Guardé mi corazón maltratado en un frasco para que nadie pueda alcanzarlo. Lo escondí en lo más alto de la alacena, lejos de los ojos de los curiosos que vienen a visitarme, junto a las galletas con chispas de chocolate que me regaló mamá por mi cumpleaños número 27, esperando que ahí, en ese lugar oscuro pueda recuperarse.
Estoy cansada de reparar cada pieza que se cae de su frágil estructura cada vez que lo empujan al vacío, de unir los retazos de las ilusiones del pasado para formar una nueva que pueda proteger, que sea verdadera, a la que lamentablemente le espera el mismo fatídico final a manos precisamente de aquel que la vio nacer.
Ya no volveré a salir a pasear con mi corazón a cuestas. Se ha caído muchas veces y lo han pisoteado muchas más como para que pueda darme ese lujo. Entiendo que no todos son conscientes del daño que puedan causar a los demás, porque casi nadie comprende el poder que tienen las palabras sobre una persona enamorada, pero cuando el tiempo pasa y los errores se repiten las excusas dejan de parecer creíbles.

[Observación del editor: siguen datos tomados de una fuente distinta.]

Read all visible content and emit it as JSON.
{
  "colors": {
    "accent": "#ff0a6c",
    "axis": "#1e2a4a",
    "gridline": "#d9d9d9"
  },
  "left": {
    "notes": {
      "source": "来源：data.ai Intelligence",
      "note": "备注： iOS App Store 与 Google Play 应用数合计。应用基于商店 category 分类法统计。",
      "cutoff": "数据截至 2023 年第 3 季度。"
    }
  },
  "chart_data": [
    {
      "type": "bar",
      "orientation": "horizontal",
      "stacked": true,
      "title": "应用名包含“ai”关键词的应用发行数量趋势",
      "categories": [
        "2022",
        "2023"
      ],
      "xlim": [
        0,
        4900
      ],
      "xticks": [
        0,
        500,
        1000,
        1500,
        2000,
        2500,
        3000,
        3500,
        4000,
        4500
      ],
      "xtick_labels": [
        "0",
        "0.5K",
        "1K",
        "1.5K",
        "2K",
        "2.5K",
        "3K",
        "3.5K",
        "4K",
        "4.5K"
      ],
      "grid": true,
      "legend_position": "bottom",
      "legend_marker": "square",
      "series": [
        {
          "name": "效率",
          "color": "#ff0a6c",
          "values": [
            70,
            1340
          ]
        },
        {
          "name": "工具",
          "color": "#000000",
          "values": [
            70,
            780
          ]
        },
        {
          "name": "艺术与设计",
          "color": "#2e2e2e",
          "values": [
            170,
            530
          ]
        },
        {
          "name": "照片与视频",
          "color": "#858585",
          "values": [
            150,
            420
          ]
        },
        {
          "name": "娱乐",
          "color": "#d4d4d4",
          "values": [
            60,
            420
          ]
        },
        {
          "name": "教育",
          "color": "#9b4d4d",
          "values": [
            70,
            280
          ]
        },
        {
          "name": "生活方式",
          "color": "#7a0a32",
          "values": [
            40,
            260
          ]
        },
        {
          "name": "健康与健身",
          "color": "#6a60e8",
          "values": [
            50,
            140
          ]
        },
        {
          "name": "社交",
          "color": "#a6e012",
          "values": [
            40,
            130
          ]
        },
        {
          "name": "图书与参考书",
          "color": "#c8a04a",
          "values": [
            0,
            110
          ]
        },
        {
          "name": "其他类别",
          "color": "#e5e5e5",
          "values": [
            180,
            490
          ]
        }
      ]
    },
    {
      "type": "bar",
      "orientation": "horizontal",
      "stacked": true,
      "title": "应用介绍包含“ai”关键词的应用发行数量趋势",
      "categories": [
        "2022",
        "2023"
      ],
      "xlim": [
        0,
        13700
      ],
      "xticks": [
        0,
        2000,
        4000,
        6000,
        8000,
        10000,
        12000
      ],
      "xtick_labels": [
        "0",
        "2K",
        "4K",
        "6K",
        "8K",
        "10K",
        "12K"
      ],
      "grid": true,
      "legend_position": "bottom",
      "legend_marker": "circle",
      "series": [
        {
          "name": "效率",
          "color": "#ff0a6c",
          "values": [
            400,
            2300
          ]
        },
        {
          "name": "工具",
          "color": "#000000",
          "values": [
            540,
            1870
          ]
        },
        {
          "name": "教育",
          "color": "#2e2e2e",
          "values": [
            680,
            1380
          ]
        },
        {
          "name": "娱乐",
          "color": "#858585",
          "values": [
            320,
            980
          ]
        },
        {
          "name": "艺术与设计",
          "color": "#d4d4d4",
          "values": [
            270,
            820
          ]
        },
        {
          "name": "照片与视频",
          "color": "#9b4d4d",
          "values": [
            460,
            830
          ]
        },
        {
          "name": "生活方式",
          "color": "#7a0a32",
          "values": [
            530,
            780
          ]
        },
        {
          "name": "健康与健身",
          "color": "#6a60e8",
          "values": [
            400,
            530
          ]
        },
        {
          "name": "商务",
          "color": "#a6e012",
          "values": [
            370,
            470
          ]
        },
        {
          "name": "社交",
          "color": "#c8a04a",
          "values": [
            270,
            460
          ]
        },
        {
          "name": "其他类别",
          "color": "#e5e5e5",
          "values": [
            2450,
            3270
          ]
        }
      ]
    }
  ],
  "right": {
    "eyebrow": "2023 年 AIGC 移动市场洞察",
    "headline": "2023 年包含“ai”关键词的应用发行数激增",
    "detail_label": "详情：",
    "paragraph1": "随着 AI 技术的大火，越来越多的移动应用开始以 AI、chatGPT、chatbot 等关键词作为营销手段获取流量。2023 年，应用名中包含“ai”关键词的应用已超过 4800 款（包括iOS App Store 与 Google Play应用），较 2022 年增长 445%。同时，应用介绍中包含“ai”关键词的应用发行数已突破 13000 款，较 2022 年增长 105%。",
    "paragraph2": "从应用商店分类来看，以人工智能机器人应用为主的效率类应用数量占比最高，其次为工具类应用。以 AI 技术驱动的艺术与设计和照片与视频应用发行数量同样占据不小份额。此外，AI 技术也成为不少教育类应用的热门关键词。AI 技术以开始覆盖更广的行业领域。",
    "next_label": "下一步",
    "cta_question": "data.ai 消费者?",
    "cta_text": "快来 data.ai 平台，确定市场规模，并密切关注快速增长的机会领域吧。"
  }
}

Se podría decir que he aprendido mi lección, sin embargo, ¿qué exactamente es lo que he aprendido? ¿A desconfiar de los que me rodean? ¿A esconderme de los sentimientos hermosos que puedan nacer en mi interior? ¿A olvidar la facilidad con que los niños perdonan los errores? No estoy segura de que estas lecciones sean exactamente de mi agrado, pero son las que me llevo insertas en la psiquis para que no me duela más.
No crean que no he pensado en la posibilidad de que, en un descuido, el frasco pueda romperse y mi corazón quede nuevamente a sus anchas, llenando cada parte de mí de una felicidad que reconozco como pasajera. Sí, estoy segura que la probabilidad de escape está ahí, pero tampoco es algo que me inquiete, después de todo, aún tengo la pequeña esperanza de que sea yo quien rompa el frasco por mi propia cuenta cuando me sienta lista para amar, si es que es posible.
Después de todo el amor nos toma siempre de sorpresa, a veces disfrazado de amistad, de cariño desinteresado hasta que se cuela en cada poro de la piel y cuando nos damos cuenta, ya estamos flechados. No hay forma de evitarlo, de contenerlo, ni siquiera un frasco de plomo podría aguantarlo.